If you only use the “following” tab twitter is fine, if you try to use the “for you” tab then you are expecting too much of someone who posts known nazis and says “hmmm…” or “interesting…”
Why bother if you have to spend that much time curating a good feed?
Unfortunately it's still the main "shortform" social network here for local stuff. Not enough in my country moved to Mastodon or Bluesky. (Referenced HN comment: https://news.ycombinator.com/item?id=41586643)
And no, it's definitely not worth it if you're joining/new enough. Anyone who asks me about Twitter I immediately tell them to not bother and that I'm just "stuck" there. My Following feed and most of the algorithmic feed is fine, it's just the replies & interaction that took a huge hit.
I'm curious what kind of engagement people who aren't prolific posters are seeing on Twitter these days. Before I left I noticed that engagement went off a cliff to near zero immediately following the aggressive algorithm changes with blue check spam being promoted, but remained normal on my other social channels. It didn't seem like there were any normal people talking with each other on Twitter.
It's down there, below the bluecheck promotion. Or in (non-English) circles where the LLM bots haven't proliferated yet, which are also (mostly) why I stuck around.
I tried using an extension that filters out blue checks and it’s still about 90% garbage from troll accounts who can’t afford $8. The only way is to just follow those who you enjoy, although you’ll likely have to find them outside of twitter, because their useful posts are drowning in a sea of trash
Zero. I post the same things to Mastodon, Threads, BlueSky, and other places and get plenty of engagement.

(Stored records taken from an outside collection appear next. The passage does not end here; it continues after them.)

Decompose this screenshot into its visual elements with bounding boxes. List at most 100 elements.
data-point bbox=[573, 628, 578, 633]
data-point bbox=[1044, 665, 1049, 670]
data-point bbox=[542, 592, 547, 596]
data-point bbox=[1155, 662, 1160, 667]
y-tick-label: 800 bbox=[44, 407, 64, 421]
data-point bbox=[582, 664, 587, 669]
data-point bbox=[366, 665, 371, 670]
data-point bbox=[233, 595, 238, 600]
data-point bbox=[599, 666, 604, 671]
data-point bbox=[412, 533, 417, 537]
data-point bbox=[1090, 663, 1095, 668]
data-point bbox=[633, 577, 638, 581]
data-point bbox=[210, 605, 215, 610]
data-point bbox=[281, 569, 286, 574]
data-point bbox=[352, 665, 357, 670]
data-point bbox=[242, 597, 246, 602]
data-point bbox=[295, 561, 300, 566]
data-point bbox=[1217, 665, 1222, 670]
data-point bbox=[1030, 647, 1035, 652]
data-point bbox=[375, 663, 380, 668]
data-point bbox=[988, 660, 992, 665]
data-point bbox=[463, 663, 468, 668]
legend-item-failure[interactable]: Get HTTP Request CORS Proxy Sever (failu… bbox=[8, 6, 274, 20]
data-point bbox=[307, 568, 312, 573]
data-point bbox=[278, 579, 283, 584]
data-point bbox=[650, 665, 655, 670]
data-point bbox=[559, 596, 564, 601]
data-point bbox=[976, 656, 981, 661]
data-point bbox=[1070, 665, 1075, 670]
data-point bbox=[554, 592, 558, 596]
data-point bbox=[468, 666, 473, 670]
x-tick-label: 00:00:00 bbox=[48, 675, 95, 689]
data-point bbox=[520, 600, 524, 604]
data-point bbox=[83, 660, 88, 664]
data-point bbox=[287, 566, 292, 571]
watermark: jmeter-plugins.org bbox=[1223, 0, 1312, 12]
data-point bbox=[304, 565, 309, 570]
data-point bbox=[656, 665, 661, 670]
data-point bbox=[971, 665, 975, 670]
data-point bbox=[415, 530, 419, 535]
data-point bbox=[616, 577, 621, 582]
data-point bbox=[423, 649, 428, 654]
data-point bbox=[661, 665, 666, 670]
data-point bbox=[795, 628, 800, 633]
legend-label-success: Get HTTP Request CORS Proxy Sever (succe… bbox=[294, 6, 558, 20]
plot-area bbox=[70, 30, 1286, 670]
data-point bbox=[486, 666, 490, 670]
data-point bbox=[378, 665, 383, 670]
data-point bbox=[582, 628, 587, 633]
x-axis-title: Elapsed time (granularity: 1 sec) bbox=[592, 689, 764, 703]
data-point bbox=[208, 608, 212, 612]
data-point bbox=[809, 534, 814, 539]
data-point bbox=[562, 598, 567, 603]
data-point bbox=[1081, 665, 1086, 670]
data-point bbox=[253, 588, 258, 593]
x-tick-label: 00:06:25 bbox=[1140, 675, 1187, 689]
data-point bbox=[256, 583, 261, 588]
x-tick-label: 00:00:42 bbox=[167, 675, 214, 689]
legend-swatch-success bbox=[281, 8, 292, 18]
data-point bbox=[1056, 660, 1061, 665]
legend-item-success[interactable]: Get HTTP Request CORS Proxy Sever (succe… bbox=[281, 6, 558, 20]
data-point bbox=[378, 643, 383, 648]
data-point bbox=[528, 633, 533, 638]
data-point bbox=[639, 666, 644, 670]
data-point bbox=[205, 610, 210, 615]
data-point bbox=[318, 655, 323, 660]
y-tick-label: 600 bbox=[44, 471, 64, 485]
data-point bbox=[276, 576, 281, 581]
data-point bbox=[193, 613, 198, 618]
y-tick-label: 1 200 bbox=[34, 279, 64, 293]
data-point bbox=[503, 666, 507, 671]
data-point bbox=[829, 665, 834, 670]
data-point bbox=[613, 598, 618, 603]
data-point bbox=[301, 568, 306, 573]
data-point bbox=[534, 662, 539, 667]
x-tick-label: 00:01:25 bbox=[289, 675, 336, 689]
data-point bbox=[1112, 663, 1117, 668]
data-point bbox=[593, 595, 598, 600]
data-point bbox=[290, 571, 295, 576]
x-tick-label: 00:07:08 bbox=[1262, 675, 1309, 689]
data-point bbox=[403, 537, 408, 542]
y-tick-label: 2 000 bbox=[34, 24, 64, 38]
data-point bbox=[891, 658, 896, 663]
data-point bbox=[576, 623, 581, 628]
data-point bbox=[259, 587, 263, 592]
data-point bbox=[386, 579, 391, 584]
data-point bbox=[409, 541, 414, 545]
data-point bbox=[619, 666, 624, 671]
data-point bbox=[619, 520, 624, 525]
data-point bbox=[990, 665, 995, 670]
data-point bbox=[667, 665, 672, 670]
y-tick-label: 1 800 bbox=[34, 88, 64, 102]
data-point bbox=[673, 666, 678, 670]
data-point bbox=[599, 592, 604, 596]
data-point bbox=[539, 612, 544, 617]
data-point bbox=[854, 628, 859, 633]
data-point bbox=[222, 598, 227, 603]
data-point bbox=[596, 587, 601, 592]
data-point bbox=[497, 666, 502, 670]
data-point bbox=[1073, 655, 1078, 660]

However - because I don't pay for a "blue checkmark", that's my best guess as to why I get zero engagement.
That's fine - I have always treated Twitter as a "post-only", "fire & forget" medium.
I haven't used Twitter in ages, but what happened to Musk's paywall idea? That might actually deter bots and real users, so it seems like a win-win for everyone to stop using it.
Otherwise, I doubt spammers/scammers are really paying $8/mo for a verified account. How are they getting them then?
Great, so instead of selling me overpriced intimate shaving accessories the bots will be trying to convince me that Europe will freeze without Russian natural gas.
I read this comment as a bit tongue in cheek, but to be clear, the aim of the bots isn't generally to advocate for as specific viewpoint but to flood the information landscape with bad information making it challenging for normal people to discern what is real and useful.
There is no twitter, only X.
edit: What I meant by this is not the name thing but more fundamentally that what twitter was, is no longer so. It's now a different thing now, its has similarities to twitter, but its not twitter.
Seriously. The same people that deadname X would be up in arms about deadnaming other things.
> The same people that deadname X would be up in arms about deadnaming other things.
Curious. It's almost as though companies aren't people, and treating them like you would treat people makes no sense.